Garfield County government services rely on property taxes from gas production companies for the majority of its revenue.
According to a December fiscal analysis, the new rules will cost the industry as a whole an estimated $8.9 million per year.
The analysis notes that increased costs can always have an adverse on the economy, but states that over the past decade, the oil and gas industry “has experienced unprecedented growth” even as the state beefed up regulation.
The newly adopted rules, part of a broader effort to increase oil and gas regulations under Senate bill 181, place stricter requirements for gas leak testing, mandate annual emissions reports, and set timelines for identifying and fixing leaks.
One key change is a requirement of semi-annual leak detection and repair inspections at all oil and gas producing facilities.
Industry representatives see the rules as politically motivated, and say oil and gas companies should bear some of the credit for improving air quality.
“This industry has done more to reduce emissions and improve Colorado’s air quality than anyone,” said Dan Haley, president and CEO of the Colorado Oil & Gas Association.

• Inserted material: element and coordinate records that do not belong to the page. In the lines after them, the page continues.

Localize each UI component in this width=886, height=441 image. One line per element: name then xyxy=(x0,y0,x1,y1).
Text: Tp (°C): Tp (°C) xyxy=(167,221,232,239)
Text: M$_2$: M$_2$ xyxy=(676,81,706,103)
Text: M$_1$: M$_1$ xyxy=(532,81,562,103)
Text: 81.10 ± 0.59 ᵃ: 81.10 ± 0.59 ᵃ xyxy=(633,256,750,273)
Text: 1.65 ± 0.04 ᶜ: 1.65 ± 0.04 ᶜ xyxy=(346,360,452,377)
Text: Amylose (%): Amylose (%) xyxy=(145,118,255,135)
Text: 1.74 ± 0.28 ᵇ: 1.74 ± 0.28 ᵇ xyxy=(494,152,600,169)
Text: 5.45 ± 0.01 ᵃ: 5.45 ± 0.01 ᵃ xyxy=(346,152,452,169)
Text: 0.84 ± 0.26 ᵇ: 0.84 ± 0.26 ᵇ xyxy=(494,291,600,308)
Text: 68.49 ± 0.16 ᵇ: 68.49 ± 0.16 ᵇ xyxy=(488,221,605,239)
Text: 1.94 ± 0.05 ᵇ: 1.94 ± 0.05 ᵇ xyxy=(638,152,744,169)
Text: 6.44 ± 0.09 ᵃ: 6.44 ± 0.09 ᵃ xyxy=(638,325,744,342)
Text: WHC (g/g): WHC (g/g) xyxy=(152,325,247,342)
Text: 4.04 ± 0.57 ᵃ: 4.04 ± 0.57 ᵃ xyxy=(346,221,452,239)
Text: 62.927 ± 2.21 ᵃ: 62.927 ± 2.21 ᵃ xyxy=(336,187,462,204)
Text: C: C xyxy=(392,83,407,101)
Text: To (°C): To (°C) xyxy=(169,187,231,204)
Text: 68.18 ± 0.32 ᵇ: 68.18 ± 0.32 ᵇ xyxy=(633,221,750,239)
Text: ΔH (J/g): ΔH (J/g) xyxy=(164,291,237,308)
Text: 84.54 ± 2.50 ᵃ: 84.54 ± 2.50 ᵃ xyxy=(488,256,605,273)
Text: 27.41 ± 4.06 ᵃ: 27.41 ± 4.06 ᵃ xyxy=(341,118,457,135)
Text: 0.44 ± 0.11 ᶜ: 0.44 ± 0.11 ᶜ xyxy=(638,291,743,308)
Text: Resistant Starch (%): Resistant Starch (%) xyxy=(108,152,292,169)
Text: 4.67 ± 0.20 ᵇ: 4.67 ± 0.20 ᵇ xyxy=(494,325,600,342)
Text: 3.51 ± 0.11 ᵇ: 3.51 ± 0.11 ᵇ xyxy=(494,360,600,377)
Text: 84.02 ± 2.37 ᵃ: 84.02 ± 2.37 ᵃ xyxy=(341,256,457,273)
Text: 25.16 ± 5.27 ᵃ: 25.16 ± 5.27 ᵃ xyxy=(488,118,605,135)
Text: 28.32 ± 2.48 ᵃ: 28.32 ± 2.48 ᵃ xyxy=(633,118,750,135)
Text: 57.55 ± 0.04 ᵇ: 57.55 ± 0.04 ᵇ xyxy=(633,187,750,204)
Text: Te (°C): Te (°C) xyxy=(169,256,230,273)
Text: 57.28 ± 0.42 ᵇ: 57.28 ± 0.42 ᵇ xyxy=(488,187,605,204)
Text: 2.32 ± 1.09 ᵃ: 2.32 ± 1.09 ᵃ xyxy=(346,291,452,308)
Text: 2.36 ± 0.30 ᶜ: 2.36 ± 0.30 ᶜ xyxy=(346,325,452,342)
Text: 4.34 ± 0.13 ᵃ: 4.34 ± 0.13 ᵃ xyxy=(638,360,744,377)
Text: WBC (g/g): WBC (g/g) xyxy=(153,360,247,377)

“The engineers, geologists and scientists who work in this industry and focus on these issues every day deserve significant credit for what they’re able to achieve.
Another segment of the rules ends a 90-day grace period for submitting emissions notices after beginning operations. Activists called the 90-day period a loophole, but Haley says it “adds bureaucratic complexity with literally zero emissions savings.”
For some who have spent years advocating for stricter rules, Thursday’s vote was a victory.
A Battlement Mesa grassroots group was involved in proposing a rule to heighten emissions testing requirements for gas pads within 1,000 feet of schools and neighborhoods.
“Everyone living near a well will appreciate this significant and courageous action by the AQCC, as well as the new statewide rules to reduce ozone and methane emissions,” said Dave Devanney of the Battlement Citizens Alliance.